- Born: 29 June 1928 Nanning, Guangxi, China
- Died: 6 December 2017 (aged 89) Beijing, China
- Education: Tsinghua University
- Scientific career
- Fields: Applied physics
- Workplaces: National University of Defense Technology

= Gao Bolong =

Chinese laser physicist

Gao Bolong (高伯龙 (Gāo Bólóng, Kao Po-lung); 1928–2017) was a pioneering Chinese laser physicist.

Gao was born in Nanning, Guangxi. Following his father, he lived in several cities in his childhood. When the Japanese invaded Guangxi in 1944, Gao joined the Nationalist Army. He returned to school after the end of the WWII. In 1951, he graduated in physics from Tsinghua University.

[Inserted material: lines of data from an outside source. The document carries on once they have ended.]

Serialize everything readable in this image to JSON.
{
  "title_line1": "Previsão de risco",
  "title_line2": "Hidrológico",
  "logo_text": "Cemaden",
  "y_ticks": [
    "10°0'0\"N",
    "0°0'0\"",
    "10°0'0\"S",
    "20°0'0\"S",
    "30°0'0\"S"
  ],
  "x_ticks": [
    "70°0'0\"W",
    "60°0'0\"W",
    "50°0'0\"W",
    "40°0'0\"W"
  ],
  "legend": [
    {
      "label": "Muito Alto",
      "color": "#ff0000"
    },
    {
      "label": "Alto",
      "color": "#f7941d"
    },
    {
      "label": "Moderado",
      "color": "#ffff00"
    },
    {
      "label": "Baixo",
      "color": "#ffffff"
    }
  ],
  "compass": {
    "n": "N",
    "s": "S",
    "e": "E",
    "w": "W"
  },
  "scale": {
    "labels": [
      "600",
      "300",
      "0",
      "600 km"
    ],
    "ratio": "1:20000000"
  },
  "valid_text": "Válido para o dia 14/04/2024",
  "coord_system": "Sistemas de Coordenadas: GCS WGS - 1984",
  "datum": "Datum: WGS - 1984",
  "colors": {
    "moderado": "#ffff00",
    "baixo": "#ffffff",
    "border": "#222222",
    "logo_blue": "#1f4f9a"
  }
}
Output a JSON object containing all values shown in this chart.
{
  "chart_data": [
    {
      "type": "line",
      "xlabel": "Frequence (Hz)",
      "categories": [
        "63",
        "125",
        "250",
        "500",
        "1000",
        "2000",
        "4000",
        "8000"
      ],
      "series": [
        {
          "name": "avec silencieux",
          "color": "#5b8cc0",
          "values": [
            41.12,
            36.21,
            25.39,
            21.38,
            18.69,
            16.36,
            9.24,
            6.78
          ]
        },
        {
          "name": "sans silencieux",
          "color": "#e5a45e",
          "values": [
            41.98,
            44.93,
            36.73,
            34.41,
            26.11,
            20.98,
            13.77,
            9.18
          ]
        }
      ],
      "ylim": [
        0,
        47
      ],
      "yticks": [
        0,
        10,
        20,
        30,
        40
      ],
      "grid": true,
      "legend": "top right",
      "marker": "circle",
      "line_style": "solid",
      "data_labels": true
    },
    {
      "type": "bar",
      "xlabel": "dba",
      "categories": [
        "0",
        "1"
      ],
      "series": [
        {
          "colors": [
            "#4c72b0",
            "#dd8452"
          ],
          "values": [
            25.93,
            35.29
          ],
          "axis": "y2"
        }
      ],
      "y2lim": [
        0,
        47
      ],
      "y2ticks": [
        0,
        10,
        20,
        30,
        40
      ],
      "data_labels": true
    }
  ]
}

Gao hoped to engage in basic research, but was assigned to then Institute of Applied Physics of the Chinese Academy of Sciences. He was transferred to Harbin Institute of Military Engineering in 1954, and then to Changsha in 1970. Gao was appointed the leader of a scientific team to develop the domestic ring laser gyroscope there. The final prototype was built in 1994. He also improved the coating technology. He became a professor in 1978, and was elected an academician of the Chinese Academy of Engineering in 1997.

During the Anti-Rightist Campaign, Gao was denounced for "lacking progressive political consciousness" in 1958 and banished to the countryside, where he developed asthma. When the Cultural Revolution began, he was denounced again.